Triad Guaranty Insurance Corp. has 90 days to come up with a remediation plan in order to continue providing mortgage insurance for loans purchased by Freddie Mac, after analysts downgraded the company’s insurer financial strength.

Fitch, which had warned of possible downgrades of the ratings of Triad and other major private mortgage insurers, took action Wednesday after Triad’s parent company revealed in a regulatory filing that it had not been able to raise new capital in the face of mounting losses.

In their annual report to investors, Triad Guaranty Inc. executives said net losses and loss adjustment expenses increased by $278.7 million, to $372.9 million, with paid losses up 70 percent to $100.6 million.
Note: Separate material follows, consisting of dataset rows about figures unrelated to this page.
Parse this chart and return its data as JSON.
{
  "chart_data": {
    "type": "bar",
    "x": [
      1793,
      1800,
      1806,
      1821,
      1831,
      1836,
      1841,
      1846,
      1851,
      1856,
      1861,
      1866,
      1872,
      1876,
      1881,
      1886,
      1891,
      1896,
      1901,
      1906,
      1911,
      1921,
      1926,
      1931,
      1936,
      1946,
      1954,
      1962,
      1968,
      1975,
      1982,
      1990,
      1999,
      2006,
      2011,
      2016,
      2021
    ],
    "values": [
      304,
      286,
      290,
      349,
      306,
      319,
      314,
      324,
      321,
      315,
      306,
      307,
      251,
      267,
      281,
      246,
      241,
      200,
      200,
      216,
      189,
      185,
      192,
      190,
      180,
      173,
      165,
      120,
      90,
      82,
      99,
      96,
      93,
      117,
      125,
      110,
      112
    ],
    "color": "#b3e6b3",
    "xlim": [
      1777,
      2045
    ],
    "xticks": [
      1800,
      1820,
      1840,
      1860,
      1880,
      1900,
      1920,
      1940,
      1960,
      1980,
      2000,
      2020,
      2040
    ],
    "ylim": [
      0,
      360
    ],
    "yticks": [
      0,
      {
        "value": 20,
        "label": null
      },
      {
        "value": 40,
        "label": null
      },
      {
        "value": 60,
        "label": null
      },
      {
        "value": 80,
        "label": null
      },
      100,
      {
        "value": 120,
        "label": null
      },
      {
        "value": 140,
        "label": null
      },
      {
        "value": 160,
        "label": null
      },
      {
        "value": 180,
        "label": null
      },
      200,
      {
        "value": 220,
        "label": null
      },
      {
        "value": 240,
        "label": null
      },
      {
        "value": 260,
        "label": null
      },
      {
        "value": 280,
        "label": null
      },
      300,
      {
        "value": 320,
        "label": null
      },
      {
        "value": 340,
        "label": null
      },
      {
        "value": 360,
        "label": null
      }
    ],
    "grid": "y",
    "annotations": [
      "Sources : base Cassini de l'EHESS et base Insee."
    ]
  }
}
The company’s risk-to-capital ratio shot up from 12.5-to-1 a year ago to 20.5-to-1 by Dec. 31 — nearly at the 22.1-to-1 limit established by the company’s creditors, and the 25-to-1 minimum required by most states.
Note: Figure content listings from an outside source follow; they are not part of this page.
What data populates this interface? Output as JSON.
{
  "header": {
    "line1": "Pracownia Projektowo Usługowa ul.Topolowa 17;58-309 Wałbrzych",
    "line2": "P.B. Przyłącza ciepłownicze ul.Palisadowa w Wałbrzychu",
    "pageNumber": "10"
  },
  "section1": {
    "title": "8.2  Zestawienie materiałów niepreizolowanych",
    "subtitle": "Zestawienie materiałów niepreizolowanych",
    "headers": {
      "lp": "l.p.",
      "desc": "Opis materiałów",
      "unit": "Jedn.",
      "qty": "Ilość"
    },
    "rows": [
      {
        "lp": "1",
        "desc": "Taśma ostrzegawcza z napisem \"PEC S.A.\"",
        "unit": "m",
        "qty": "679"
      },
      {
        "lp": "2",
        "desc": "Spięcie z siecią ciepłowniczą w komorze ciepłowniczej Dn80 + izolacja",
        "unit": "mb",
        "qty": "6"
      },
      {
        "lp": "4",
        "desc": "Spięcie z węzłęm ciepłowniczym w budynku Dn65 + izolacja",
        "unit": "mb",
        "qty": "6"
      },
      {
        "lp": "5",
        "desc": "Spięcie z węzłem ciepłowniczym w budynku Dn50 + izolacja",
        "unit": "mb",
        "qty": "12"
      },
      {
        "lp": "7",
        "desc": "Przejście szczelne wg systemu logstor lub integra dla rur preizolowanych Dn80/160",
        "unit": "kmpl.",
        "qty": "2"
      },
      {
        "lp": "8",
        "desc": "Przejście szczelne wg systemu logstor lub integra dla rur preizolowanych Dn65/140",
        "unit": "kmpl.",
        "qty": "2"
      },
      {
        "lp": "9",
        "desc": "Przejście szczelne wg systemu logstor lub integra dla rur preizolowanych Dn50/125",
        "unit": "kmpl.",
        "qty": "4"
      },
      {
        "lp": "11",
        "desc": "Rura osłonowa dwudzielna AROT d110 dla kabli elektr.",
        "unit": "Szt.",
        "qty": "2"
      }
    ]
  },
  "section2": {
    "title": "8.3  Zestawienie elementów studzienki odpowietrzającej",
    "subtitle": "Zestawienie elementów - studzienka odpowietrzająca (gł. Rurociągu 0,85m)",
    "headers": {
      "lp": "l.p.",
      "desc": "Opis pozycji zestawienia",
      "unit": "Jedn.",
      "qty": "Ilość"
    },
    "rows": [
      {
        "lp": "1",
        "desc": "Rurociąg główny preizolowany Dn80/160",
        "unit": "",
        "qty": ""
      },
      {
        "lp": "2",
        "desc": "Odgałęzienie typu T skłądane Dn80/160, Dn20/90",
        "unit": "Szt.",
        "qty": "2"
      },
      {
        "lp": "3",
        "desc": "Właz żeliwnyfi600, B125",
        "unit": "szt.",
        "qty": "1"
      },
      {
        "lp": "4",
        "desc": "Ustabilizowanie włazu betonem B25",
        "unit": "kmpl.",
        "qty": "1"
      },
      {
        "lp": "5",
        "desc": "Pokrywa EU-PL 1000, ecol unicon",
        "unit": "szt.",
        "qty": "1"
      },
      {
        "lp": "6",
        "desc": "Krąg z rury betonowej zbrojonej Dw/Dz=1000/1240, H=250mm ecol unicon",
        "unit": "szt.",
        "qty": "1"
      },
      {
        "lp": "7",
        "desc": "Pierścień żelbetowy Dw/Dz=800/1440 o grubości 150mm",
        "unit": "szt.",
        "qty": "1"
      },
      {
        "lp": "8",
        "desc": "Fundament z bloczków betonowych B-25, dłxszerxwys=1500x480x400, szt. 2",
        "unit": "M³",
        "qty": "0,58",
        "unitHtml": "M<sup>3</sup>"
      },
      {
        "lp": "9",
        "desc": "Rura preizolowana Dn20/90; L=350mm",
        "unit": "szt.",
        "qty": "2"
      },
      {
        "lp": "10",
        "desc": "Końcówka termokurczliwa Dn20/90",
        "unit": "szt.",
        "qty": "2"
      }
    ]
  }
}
Triad officials said they are considering a "run-off" plan under which a newly formed mortgage insurer would "acquire certain of Triad’s employees, infrastructure, sales force and insurance underwriting operations," and the company would cease writing new business.

With an estimated 6.4 percent market share in 2007, Triad is the smallest of seven major private companies that insure loans in which borrowers make down payments of less than 20 percent. But it’s not alone in its predicament.
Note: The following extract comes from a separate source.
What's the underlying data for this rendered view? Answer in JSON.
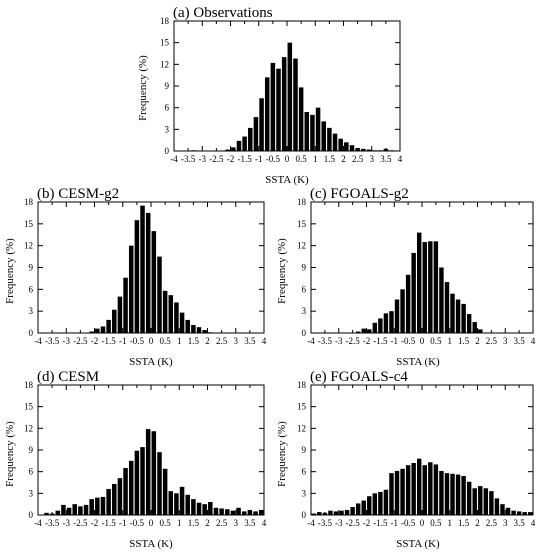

Fitch analysts warned in February that MGIC Investment Corp., PMI Group Inc. and Radian Group Inc. also face ratings downgrades if they cannot raise capital to offset rising losses (see Inman News story).

Triad officials said Fitch’s downgrade of the company’s insurer financial strength rating from "AA-" to "BBB-" would give government-backed mortgage financers Fannie Mae and Freddie Mac the right to require lenders to cancel the company’s remaining insurance in-force "on a selective basis" and substitute the cancelled policies with new policies written by another insurer.

Freddie Mac officials said that rather than automatically subjecting Triad to additional capital requirements and operations restrictions imposed on "Type II" insurers, the company will have 90 days to submit a remediation plan for restoring its AA- rating.

"Freddie Mac will then determine, at its sole discretion, whether or not to impose the additional Type II requirements for mortgage insurers," the company said.

Freddie Mac and Fannie Mae are the ultimate purchasers of "a large percentage of the loans" insured by Triad, company officials said in their annual report.

Triad’s 10 largest customers accounted for 73 percent of the company’s new insurance written in 2007. The company’s single largest customer — now bankrupt American Home Mortgage — accounted for 22 percent of revenue, followed by Wells Fargo Home Mortgage (13 percent), Fannie Mae (10 percent) and Countrywide Credit Industries (10 percent).

Triad said 32 percent of its risk in force and 47 percent of risk in default is in "distressed markets" in California, Florida, Arizona and Nevada. The default rate in those markets was 5.7 percent in those markets at year end, compared with 3.5 percent in remaining markets.

"If the housing markets continue to decline at a steep rate or for an extended period of time in these distressed markets, we could experience additional adverse effects on our operating results and financial condition due to the large concentration of our business in these distressed markets," company officials warned.